A grocery store which sold alcohol after hours and failed to provide camera footage to police has lost its licence.

Drummond Street Costcutter made “persistent breaches” of conditions allowing the sale of alcohol, Camden Council’s licensing committee was told yesterday (Thursday, October 5).

The 24-hour off-licence near Euston was licensed to sell alcohol between 10am and 11pm on Mondays to Saturdays and from 11am to 10.30pm on Sundays.

The Metropolitan Police asked for a licence review following a meeting with the business earlier this year.

Staff failed to provide closed circuit television footage (CCTV) when requested to do so by the police, something they were required to be able to do.

Police lawyer Stephanie Bruce-Smith said: “We consider the licensing objectives are not being upheld due to persistent breaching of the licensing conditions, with the selling of alcohol outside permitted hours and not complying with CCTV conditions.”

Ms Bruce-Smith said in January this year, police saw two men go into the shop and leave carrying four cans of beer around 2.45am. The shop could not provide CCTV.

On a second occasion in March, a man left the shop with champagne in a carrier bag at around 1.10am.

CCTV footage in the shop showed how the bottle of champagne was collected from a back room and given to the customer when he paid.

Ms Bruce-Smith said the footage was not handed over to police afterwards.

Several breaches were noted during an enforcement visit to the shop this July.

Esther Jones from Camden Council’s enforcement team said they had contacted the shop several times.

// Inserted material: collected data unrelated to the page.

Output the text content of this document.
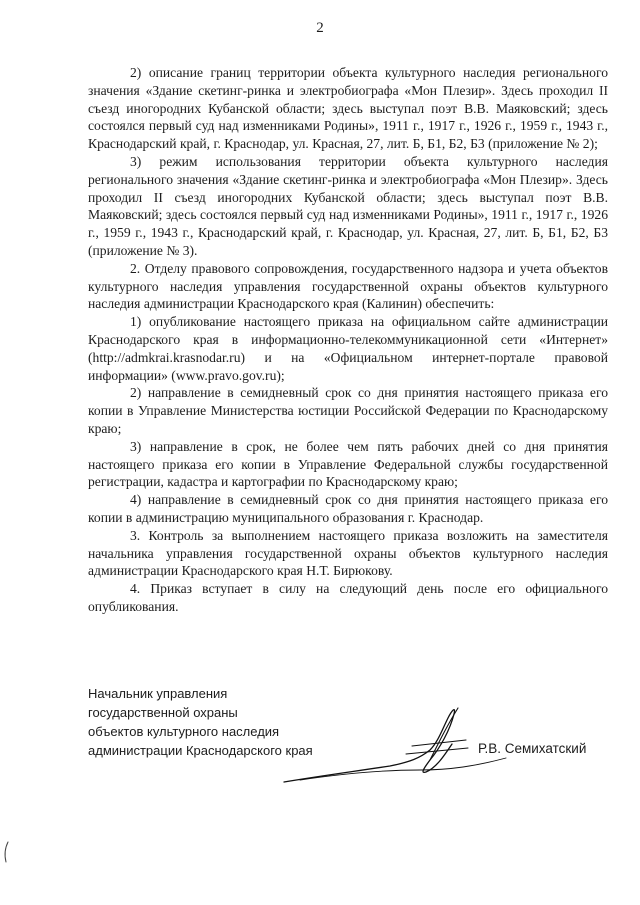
2

2) описание границ территории объекта культурного наследия регионального значения «Здание скетинг-ринка и электробиографа «Мон Плезир». Здесь проходил II съезд иногородних Кубанской области; здесь выступал поэт В.В. Маяковский; здесь состоялся первый суд над изменниками Родины», 1911 г., 1917 г., 1926 г., 1959 г., 1943 г., Краснодарский край, г. Краснодар, ул. Красная, 27, лит. Б, Б1, Б2, Б3 (приложение № 2);

3) режим использования территории объекта культурного наследия регионального значения «Здание скетинг-ринка и электробиографа «Мон Плезир». Здесь проходил II съезд иногородних Кубанской области; здесь выступал поэт В.В. Маяковский; здесь состоялся первый суд над изменниками Родины», 1911 г., 1917 г., 1926 г., 1959 г., 1943 г., Краснодарский край, г. Краснодар, ул. Красная, 27, лит. Б, Б1, Б2, Б3 (приложение № 3).

2. Отделу правового сопровождения, государственного надзора и учета объектов культурного наследия управления государственной охраны объектов культурного наследия администрации Краснодарского края (Калинин) обеспечить:

1) опубликование настоящего приказа на официальном сайте администрации Краснодарского края в информационно-телекоммуникационной сети «Интернет» (http://admkrai.krasnodar.ru) и на «Официальном интернет-портале правовой информации» (www.pravo.gov.ru);

2) направление в семидневный срок со дня принятия настоящего приказа его копии в Управление Министерства юстиции Российской Федерации по Краснодарскому краю;

3) направление в срок, не более чем пять рабочих дней со дня принятия настоящего приказа его копии в Управление Федеральной службы государственной регистрации, кадастра и картографии по Краснодарскому краю;

4) направление в семидневный срок со дня принятия настоящего приказа его копии в администрацию муниципального образования г. Краснодар.

3. Контроль за выполнением настоящего приказа возложить на заместителя начальника управления государственной охраны объектов культурного наследия администрации Краснодарского края Н.Т. Бирюкову.

4. Приказ вступает в силу на следующий день после его официального опубликования.

Начальник управления
государственной охраны
объектов культурного наследия
администрации Краснодарского края	Р.В. Семихатский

Residents contacted them with concerns about anti-social behaviour and drinking in Tolmers Square nearby.

David Dadds, the lawyer for the business, said there was no evidence linking the shop with the drinking in the square. He explained management are now inspecting the square as part of their regular checks. There were not any out-of-hours sales in the last six months, he claimed.

Shutters had been installed to hide alcohol from view, and there had been no prosecutions, he said.

“Revocation is completely disproportionate,” Dadds said.

He said CCTV is now available and that staff have received training at the family-run business.  Alcohol was not sold to people who were drunk or to under-age customers, he claimed.

Several residents wrote to the licensing department  in support of the shop and said alcohol was not available after-hours.

The hearing was “a bit of a wake-up call,” Dadds said.

Committee member Cllr Sylvia McNamara said the meeting at the police station should have already raised concerns.

She said: “There’s been so many breaches, to me it’s really not acceptable.”

The committee decided to revoke the alcohol licence after a three-hour hearing. The business can appeal.